The day he was born was a rough one for me. I actually hung up on my mom when she called to tell me that I had a baby brother. It never occurred to me that you might be a boy, I was sure I was going to have a little sister named Sarah. Instead I had a stinky brother named Michael. This was my first taste of disappointment.
It didn't take me long to warm up to you. We shared the second bedroom in our small house and I can remember standing beside the crib, looking in through the bars and holding his little feet. Who knew finger nails could ever be that small. I loved to hug and squish him.
When Michael was 3 years old he was diagnosed with a spinal cord tumor and given one month to live without immediate surgery. My parents flew to Toronto with him and I lived with my grandparents. The doctors prepared us for possible paralysis and we excepted him to come home in a wheelchair. (He ran off the airplane to meet us at the airport.) At the time I didn't understand the seriousness of this event. I still can't fully understand it.
(Further proof that I am the smart one.) Christmas was the best. Having someone to share that excitement with.. the moment before our parents would give us the go ahead when we both sat shaking with excitement before the tree, counting presents and seeing who got the biggest one. Michael would rip his presents open one after the other and then sit and watch as I meticulously unwrapped my gifts.
There's a big gap without pictures of us because there's a big gap where we hated each other. Hated.
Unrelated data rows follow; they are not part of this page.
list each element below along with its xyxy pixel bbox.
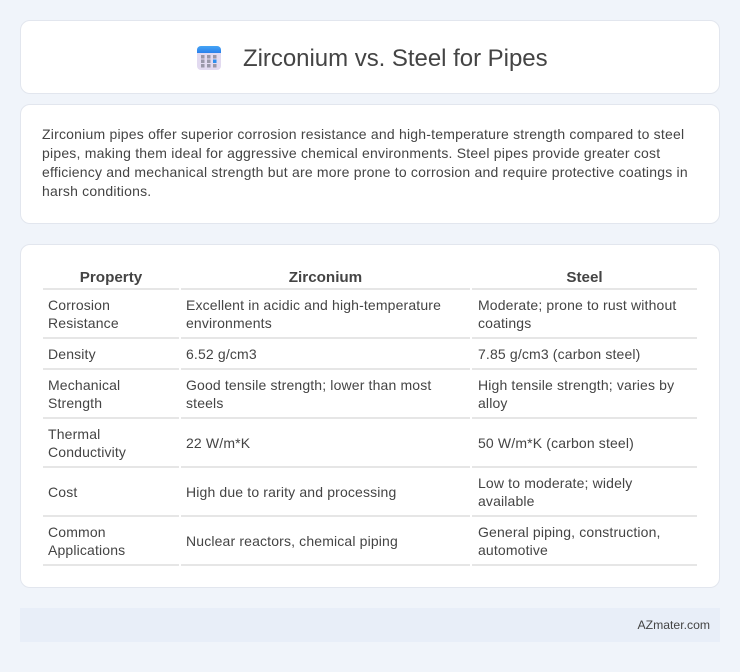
- row: Cost: Cost: [48, 484, 77, 500]
- footer bar: [20, 608, 720, 642]
- footer brand: AZmater.com: [638, 618, 710, 632]
- comparison table: coatings: [478, 315, 531, 331]
- header: Steel: Steel: [566, 269, 603, 286]
- comparison table: steels: [186, 395, 223, 411]
- header: Zirconium: Zirconium: [289, 269, 362, 286]
- row: Common Applications: [48, 524, 125, 558]
- summary text: Zirconium pipes offer superior corrosion resistance and high-temperature strength compared to steel: [42, 126, 684, 142]
- row: Mechanical Strength: Mechanical: [48, 377, 120, 393]
- row: Corrosion Resistance: Corrosion: [48, 297, 110, 313]
- comparison table: 7.85 g/cm3 (carbon steel): [478, 346, 640, 362]
- summary text: harsh conditions.: [42, 183, 151, 199]
- table card: [20, 244, 720, 588]
- summary text: pipes, making them ideal for aggressive chemical environments. Steel pipes provide greater cost: [42, 145, 660, 161]
- row: Corrosion Resistance: Resistance: [48, 315, 119, 331]
- header: Property: Property: [80, 269, 142, 286]
- title card: [20, 20, 720, 94]
- comparison table: alloy: [478, 395, 508, 411]
- comparison table: [43, 269, 697, 566]
- comparison table: 50 W/m*K (carbon steel): [478, 435, 634, 451]
- title: Zirconium vs. Steel for Pipes: [243, 45, 548, 72]
- comparison table: 22 W/m*K: [186, 435, 250, 451]
- comparison table: automotive: [478, 542, 548, 558]
- comparison table: High tensile strength; varies by: [478, 377, 674, 393]
- comparison table: 6.52 g/cm3: [186, 346, 257, 362]
- row: Corrosion Resistance: [48, 297, 119, 331]
- comparison table: Nuclear reactors, chemical piping: [186, 533, 398, 549]
- comparison table: Moderate; prone to rust without: [478, 297, 676, 313]
- comparison table: environments: [186, 315, 272, 331]
- row: Thermal Conductivity: Conductivity: [48, 444, 126, 460]
- row: Mechanical Strength: [48, 377, 120, 411]
- comparison table: available: [478, 493, 535, 509]
- row: Common Applications: Applications: [48, 542, 125, 558]
- row: Thermal Conductivity: [48, 426, 126, 460]
- comparison table: Good tensile strength; lower than most: [186, 377, 431, 393]
- summary text: [42, 126, 688, 199]
- summary text: efficiency and mechanical strength but are more prone to corrosion and require protective coatings in: [42, 164, 688, 180]
- summary card: [20, 104, 720, 224]
- icon: calendar: [197, 46, 221, 70]
- row: Density: Density: [48, 346, 96, 362]
- row: Common Applications: Common: [48, 524, 106, 540]
- comparison table: Excellent in acidic and high-temperature: [186, 297, 441, 313]
- row: Mechanical Strength: Strength: [48, 395, 102, 411]
- comparison table: High due to rarity and processing: [186, 484, 396, 500]
- row: Thermal Conductivity: Thermal: [48, 426, 100, 442]
- comparison table: Low to moderate; widely: [478, 475, 632, 491]
- comparison table: General piping, construction,: [478, 524, 661, 540]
Now I realize what a waste of time that was. I carry that regret with me even though my brother has forgiven me for how I treated him. (We're not just talking sibling rivalry here.)
It's taken years but I consider my brother one of my best friends. He's moving to Montreal tomorrow to start his new career at Aerospace as an Engineer and I am SO proud of him! I am going to miss him something fierce and will probably be making the same face that I am in the first photo but I'm excited to see what he's going to accomplish in his life.
The sky is yours Michael, one step at a time.